Stonehurst Cowboy, c’est un morceau sur la filiation et l’introduction est tellement puissante que tu ne peux rien dire sur les petites émotions qu’il y met après. C’est non questionnable, pour mal traduire cette intensité acoustique sans aucune pudeur qui se présente à vous avec une délicatesse trop rarement pratiquée de nos jours.
Luciano, n’est pas une reprise de Hey Luciani de The Fall.
New Familiar, c’est de l’orfèvrerie d’un niveau supérieur, j’ai l’impression que personne ne peut supporter l’idée d’une chanson pareille sans retourner à l’âge glaciaire, où tu découvres Marquee Moon de Television et que tu te fais un peu chier parce que 1) on t’a fait croire que c’est du punk et que c’est beaucoup plus que ça et 2) ça viendra plus tard mais avec quelle force. Même Nels Cline (Wilco) dans ses œuvres les plus stratosphériques est partiellement distancié.
Morning Mended, ça te rappelle la fois où tu as vu tes parents regarder un grand débat sur l’homosexualité au début des années 80 à la télévision (FR3, probablement) et que l’un des morceaux illustrant le premier reportage, c’était Baby Am Gonna Leave You de Led Zeppelin, et que tu as été bouleversé, honteux peut-être mais plus maintenant, oh que non.
Paranoid, n’est pas une reprise de Paranoid de Black Sabbath, non plus. Mais dans le genre solennel, c’est une belle conclusion.
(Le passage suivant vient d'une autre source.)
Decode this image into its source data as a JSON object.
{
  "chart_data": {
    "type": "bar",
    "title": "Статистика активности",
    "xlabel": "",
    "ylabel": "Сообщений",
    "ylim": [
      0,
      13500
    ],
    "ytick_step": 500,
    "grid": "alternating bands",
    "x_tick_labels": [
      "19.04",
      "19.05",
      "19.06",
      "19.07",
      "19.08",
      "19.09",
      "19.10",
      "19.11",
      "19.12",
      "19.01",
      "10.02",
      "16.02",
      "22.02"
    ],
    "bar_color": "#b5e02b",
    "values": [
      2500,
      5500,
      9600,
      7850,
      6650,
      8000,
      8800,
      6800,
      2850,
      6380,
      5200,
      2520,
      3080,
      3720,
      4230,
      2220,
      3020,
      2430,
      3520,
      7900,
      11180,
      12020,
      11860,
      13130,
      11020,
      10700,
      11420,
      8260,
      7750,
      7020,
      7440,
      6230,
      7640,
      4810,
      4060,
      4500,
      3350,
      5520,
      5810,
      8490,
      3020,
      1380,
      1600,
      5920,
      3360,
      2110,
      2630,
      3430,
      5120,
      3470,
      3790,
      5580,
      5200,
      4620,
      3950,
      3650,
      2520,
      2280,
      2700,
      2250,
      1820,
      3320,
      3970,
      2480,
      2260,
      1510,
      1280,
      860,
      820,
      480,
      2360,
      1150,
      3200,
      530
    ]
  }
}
Que dire alors de cet album après quelques écoutes seulement ? Tout et n’importe quoi. Gastr Del Sol qui ferait un hommage d’une sincérité brutale à un certain classicisme sous le haut patronage de Guy Chadwick ? Ce n’est qu’une piste. C’est aussi un peu trop classe et tellement bien ornementé pour qu’on ait envie de le partager avec le commun des mortels, quoique.
Qui fait mieux d’abord ? Pas grand monde, et surtout pas les deux péquenauds gravement surestimés auquel on l’associe.
Nonobstant, si une telle somme de chausse-trappes rétrograde, mais pas seulement, venait à se vendre à plus de 100 000 exemplaires, je suis prêt, j’en fais le serment, à me réconcilier et avec la musique populaire et avec l’humanité. Ce qui sera forcément temporaire, mais tout de même plus que réjouissant.
* Virgule, suck my cock, comme dirait l’adjudant Kozelek.